Temari éclata de rire, les garçons eux restaient dubitatif. Ils ne saisissaient pas vraiment les propos d'Haruhi.

—C'est débile comme nom Pouki, brailla la blonde qui frappait son époux parce qu'il embrassait ses jambes. Tu vas arrêtez oui !

—Pas sur que j'y arrive, lui murmura Shikamaru.

—N'empêche elle est belle, insista Kankuro qui regardait d'un œil hagard le couple.

—Si vous voulez plus d'intimité il y a la voiture pour ça, informa la petite amie de Gaara.

—Je suis partant !, confirma Shikamaru en se levant.

—Mais ça ne va pas, répliqua Temari en lui tenant la main.

—Je t'en prie Shikamaru évite de nous faire part de tes envies, lui conseilla Kankuro.

—J'y peux rien je suis un homme c'est normal, avait-il dit d'une traite.

— N'empêche, il s'agit également de notre sœur, rappela Gaara un peu gêné.

—Mon amour ?, appela Shikamaru d'un air idiot.

—Oui mon cœur, répondit la blonde avec douceur.

—Ça te tente ?, proposa Shikamaru.

—Je vous en prie, supplia Kankuro qui n'osait pas les regarder.

—Ah oui beaucoup, avoua la blonde en se levant.

—C'est pas vrai !, s'exclama Kankuro d'un air choqué, ils vont pas le faire pour de vrai dans la voiture ?

Au bout de quelques mètres le couple ria aux éclats.
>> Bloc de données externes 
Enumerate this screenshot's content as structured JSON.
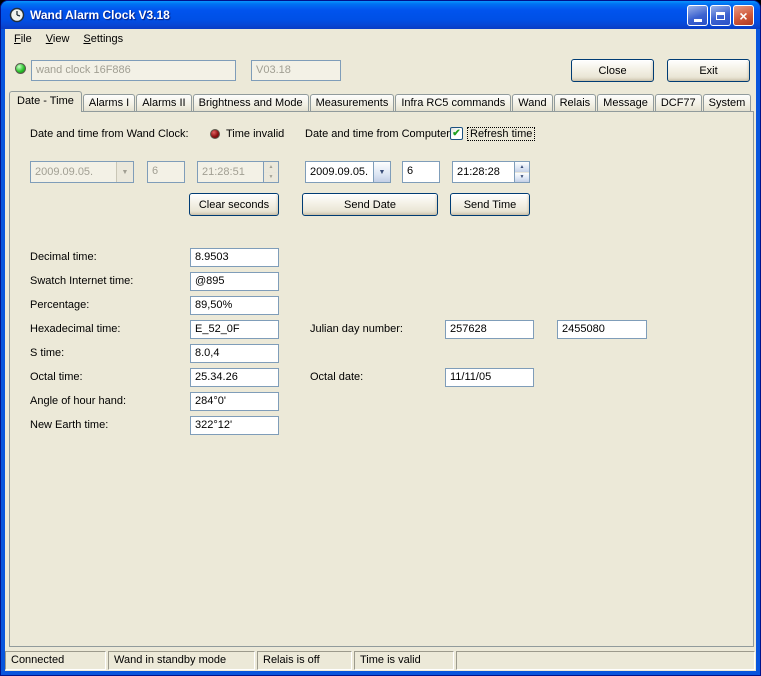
{
  "window": {
    "title": "Wand Alarm Clock V3.18"
  },
  "icons": {
    "app_icon": "clock",
    "close_glyph": "×",
    "dropdown_arrow": "▼",
    "spin_up": "▲",
    "spin_down": "▼",
    "check_glyph": "✔"
  },
  "colors": {
    "connected_led": "#2DC52D",
    "time_invalid_led": "#8E1212",
    "titlebar_blue": "#0154EE",
    "client_background": "#ECE9D8"
  },
  "menu": {
    "items": [
      "File",
      "View",
      "Settings"
    ]
  },
  "header": {
    "device_name": "wand clock 16F886",
    "version": "V03.18",
    "close_button": "Close",
    "exit_button": "Exit"
  },
  "tabs": [
    "Date - Time",
    "Alarms I",
    "Alarms II",
    "Brightness and Mode",
    "Measurements",
    "Infra RC5 commands",
    "Wand",
    "Relais",
    "Message",
    "DCF77",
    "System"
  ],
  "wand_time": {
    "label": "Date and time from Wand Clock:",
    "status": "Time invalid",
    "date": "2009.09.05.",
    "day_of_week": "6",
    "time": "21:28:51",
    "clear_seconds_button": "Clear seconds"
  },
  "computer_time": {
    "label": "Date and time from Computer:",
    "refresh_checkbox_label": "Refresh time",
    "refresh_checked": true,
    "date": "2009.09.05.",
    "day_of_week": "6",
    "time": "21:28:28",
    "send_date_button": "Send Date",
    "send_time_button": "Send Time"
  },
  "fields": [
    {
      "label": "Decimal time:",
      "value": "8.9503"
    },
    {
      "label": "Swatch Internet time:",
      "value": "@895"
    },
    {
      "label": "Percentage:",
      "value": "89,50%"
    },
    {
      "label": "Hexadecimal time:",
      "value": "E_52_0F"
    },
    {
      "label": "S time:",
      "value": "8.0,4"
    },
    {
      "label": "Octal time:",
      "value": "25.34.26"
    },
    {
      "label": "Angle of hour hand:",
      "value": "284°0'"
    },
    {
      "label": "New Earth time:",
      "value": "322°12'"
    }
  ],
  "julian": {
    "label": "Julian day number:",
    "value_1": "257628",
    "value_2": "2455080"
  },
  "octal_date": {
    "label": "Octal date:",
    "value": "11/11/05"
  },
  "statusbar": {
    "panels": [
      "Connected",
      "Wand in standby mode",
      "Relais is off",
      "Time is valid",
      ""
    ]
  }
}
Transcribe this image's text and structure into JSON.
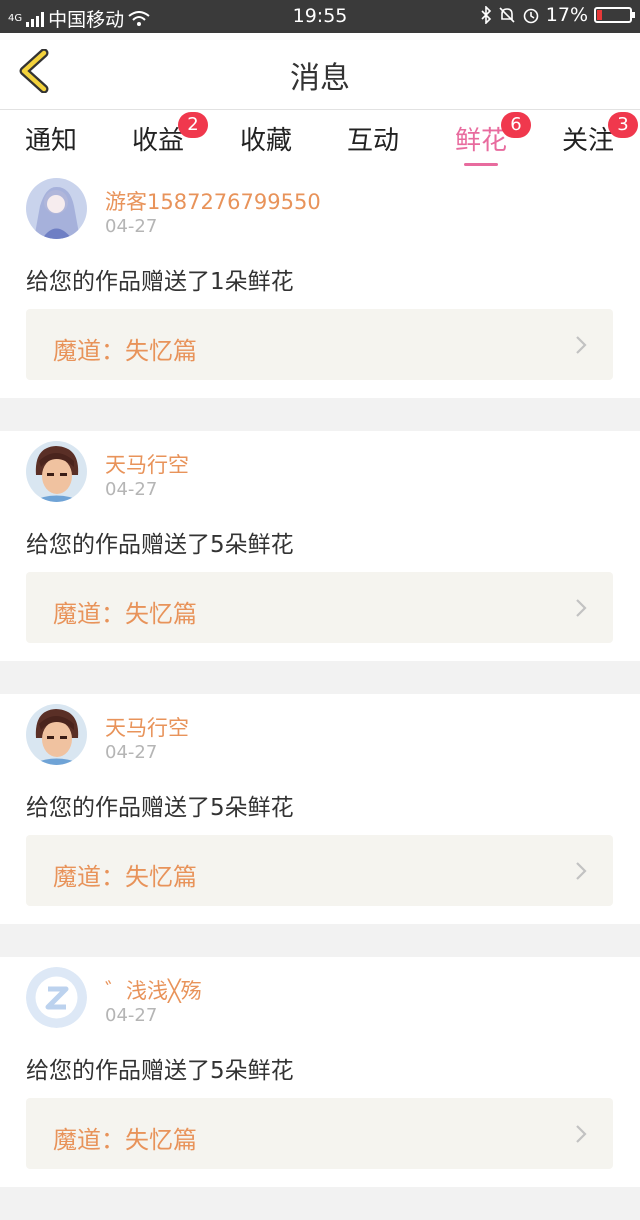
{
  "statusbar": {
    "carrier": "中国移动",
    "network": "4G",
    "time": "19:55",
    "battery": "17%",
    "battery_level": 0.17
  },
  "header": {
    "title": "消息"
  },
  "tabs": [
    {
      "label": "通知",
      "badge": ""
    },
    {
      "label": "收益",
      "badge": "2"
    },
    {
      "label": "收藏",
      "badge": ""
    },
    {
      "label": "互动",
      "badge": ""
    },
    {
      "label": "鲜花",
      "badge": "6",
      "active": true
    },
    {
      "label": "关注",
      "badge": "3"
    }
  ],
  "items": [
    {
      "user": "游客1587276799550",
      "date": "04-27",
      "message": "给您的作品赠送了1朵鲜花",
      "work": "魔道：失忆篇",
      "avatar": "anime-girl-avatar"
    },
    {
      "user": "天马行空",
      "date": "04-27",
      "message": "给您的作品赠送了5朵鲜花",
      "work": "魔道：失忆篇",
      "avatar": "anime-boy-avatar"
    },
    {
      "user": "天马行空",
      "date": "04-27",
      "message": "给您的作品赠送了5朵鲜花",
      "work": "魔道：失忆篇",
      "avatar": "anime-boy-avatar"
    },
    {
      "user": "゛浅浅╳殇",
      "date": "04-27",
      "message": "给您的作品赠送了5朵鲜花",
      "work": "魔道：失忆篇",
      "avatar": "default-avatar"
    }
  ],
  "colors": {
    "accent": "#e86b9e",
    "badge": "#f0384d",
    "name": "#e8935a",
    "statusbar": "#3a3a3a"
  }
}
Ils s'arrêtèrent et s'effondrèrent sur le sable. Tout en riant Shikamaru leur informa qu'il le fera sur la plage que c'était beaucoup plus romantique que dans une voiture.
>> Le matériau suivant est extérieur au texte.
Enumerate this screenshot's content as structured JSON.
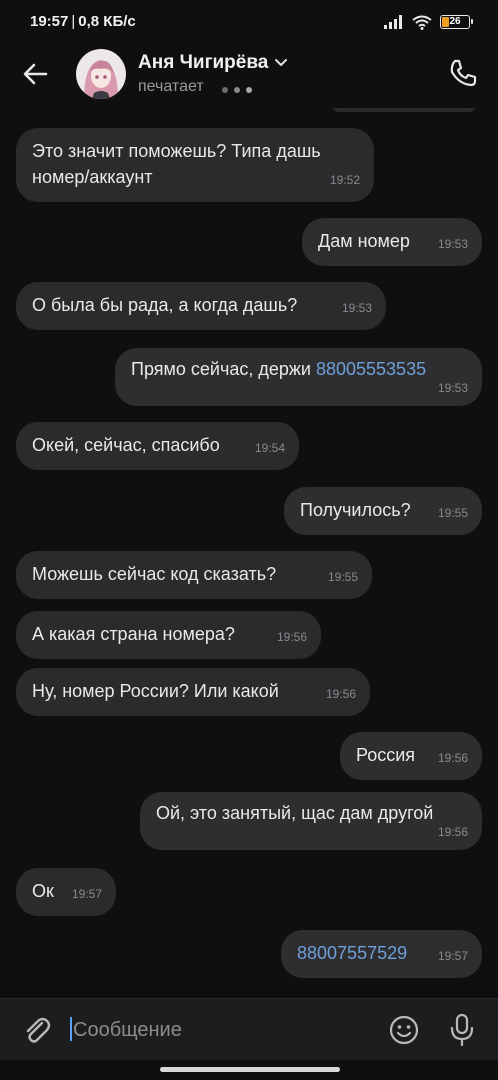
{
  "status_bar": {
    "time": "19:57",
    "network_speed": "0,8 КБ/с",
    "battery_level": "26",
    "battery_fraction": 0.26,
    "battery_color": "#f0a020"
  },
  "header": {
    "contact_name": "Аня Чигирёва",
    "status_text": "печатает",
    "icons": [
      "back-arrow-icon",
      "chevron-down-icon",
      "typing-dots-icon",
      "phone-icon"
    ]
  },
  "messages": [
    {
      "dir": "in",
      "text": "Это значит поможешь? Типа дашь номер/аккаунт",
      "time": "19:52"
    },
    {
      "dir": "out",
      "text": "Дам номер",
      "time": "19:53"
    },
    {
      "dir": "in",
      "text": "О была бы рада, а когда дашь?",
      "time": "19:53"
    },
    {
      "dir": "out",
      "text": "Прямо сейчас, держи ",
      "link": "88005553535",
      "time": "19:53"
    },
    {
      "dir": "in",
      "text": "Окей, сейчас, спасибо",
      "time": "19:54"
    },
    {
      "dir": "out",
      "text": "Получилось?",
      "time": "19:55"
    },
    {
      "dir": "in",
      "text": "Можешь сейчас код сказать?",
      "time": "19:55"
    },
    {
      "dir": "in",
      "text": "А какая страна номера?",
      "time": "19:56"
    },
    {
      "dir": "in",
      "text": "Ну, номер России? Или какой",
      "time": "19:56"
    },
    {
      "dir": "out",
      "text": "Россия",
      "time": "19:56"
    },
    {
      "dir": "out",
      "text": "Ой, это занятый, щас дам другой",
      "time": "19:56"
    },
    {
      "dir": "in",
      "text": "Ок",
      "time": "19:57"
    },
    {
      "dir": "out",
      "text": "",
      "link": "88007557529",
      "time": "19:57"
    }
  ],
  "composer": {
    "placeholder": "Сообщение",
    "icons": [
      "paperclip-icon",
      "emoji-icon",
      "microphone-icon"
    ]
  },
  "colors": {
    "background": "#0f0f10",
    "bubble": "#2b2b2e",
    "link": "#6f9fd8",
    "accent_caret": "#5aa0ff"
  }
}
—Ils se sont foutus de vous les gars, dit alors Haruhi un sourire aux lèvres.

—J'avais remarqué, lui dit Kankuro vexé qu'on le prenne pour un idiot.

—M'appelles plus mon cœur c'est flippant, demanda Shikamaru à Temari alors qu'ils rejoignaient les autres.
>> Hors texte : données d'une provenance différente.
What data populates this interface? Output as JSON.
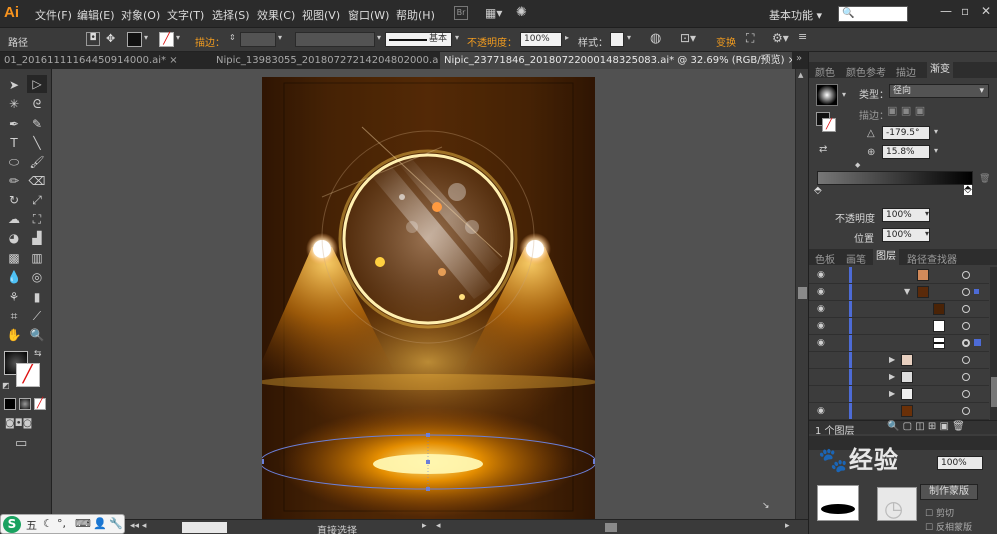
{
  "app": {
    "logo": "Ai"
  },
  "menu": [
    "文件(F)",
    "编辑(E)",
    "对象(O)",
    "文字(T)",
    "选择(S)",
    "效果(C)",
    "视图(V)",
    "窗口(W)",
    "帮助(H)"
  ],
  "workspace": "基本功能",
  "controlbar": {
    "mode_label": "路径",
    "stroke_label": "描边：",
    "basic_label": "基本",
    "opacity_label": "不透明度：",
    "opacity_value": "100%",
    "style_label": "样式：",
    "transform_label": "变换"
  },
  "tabs": [
    {
      "label": "01_20161111164450914000.ai*",
      "active": false
    },
    {
      "label": "Nipic_13983055_20180727214204802000.ai*",
      "active": false
    },
    {
      "label": "Nipic_23771846_20180722000148325083.ai* @ 32.69% (RGB/预览)",
      "active": true
    }
  ],
  "status": {
    "tool": "直接选择"
  },
  "gradient_panel": {
    "tabs": [
      "颜色",
      "颜色参考",
      "描边",
      "渐变"
    ],
    "type_label": "类型：",
    "type_value": "径向",
    "stroke_label": "描边：",
    "angle_value": "-179.5°",
    "aspect_value": "15.8%",
    "opacity_label": "不透明度",
    "opacity_value": "100%",
    "position_label": "位置",
    "position_value": "100%"
  },
  "layers_panel": {
    "tabs": [
      "色板",
      "画笔",
      "图层",
      "路径查找器"
    ],
    "footer": "1 个图层"
  },
  "bottom_panel": {
    "opacity_value": "100%",
    "mask_button": "制作蒙版",
    "cut_label": "剪切",
    "invert_label": "反相蒙版"
  },
  "ime": {
    "logo": "S",
    "mode": "五"
  },
  "watermark": "经验",
  "colors": {
    "accent": "#f29c1f",
    "glow": "#ffb000",
    "panel": "#3c3c3c"
  }
}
—M'appelles plus mon amour…c'est flippant également.

N'empêche que le Nara avait réellement des envies, voir sa femme en maillot de bain ne l'aidait pas à rester impassible et à faire comme si de rien n'était. Puis Temari se pencha vers lui, une main posée sur sa cuisse pour lui murmurer quelque chose à l'oreille. Après quoi il était pressé de rentrer chez lui.

Shikatema

C'était le mois de juillet, mois où le soleil frappait fort et pouvait donner lieu à des vertiges, vertiges qui n'échappèrent nullement à Shikamaru qui lui n'espérait qu'une chose.

—Tu es enceinte ?, demanda-t-il une énième fois.

—Non je t'ai dit que c'était du à la chaleur, répéta encore Temari.

—C'est étonnant pour une personne qui vient de Suna, fit remarquer le brun, t'es enceinte mais tu ne veux pas me le dire.

—Mais espèce d'idiot si j'étais enceinte je te l'aurais dit tête de poireaux, rétorqua Temari agacée, et je te signal que je vis à Konoha depuis un moment face d'haricot.

—S'ajoute à cela les insultes et la mauvaise humeur, ria Shikamaru, en plus ça te rend intelligente tu fais des rimes.

—Va te faire voire vraiment, insista la blonde sur le dernier mot. Je comprends que tu veuilles des gosses mais je là je t'assure que je ne suis pas enceinte.

Shikamaru avait l'air de boudé, faussement boudé. Mais il avait vraiment cette envie d'avoir des enfants.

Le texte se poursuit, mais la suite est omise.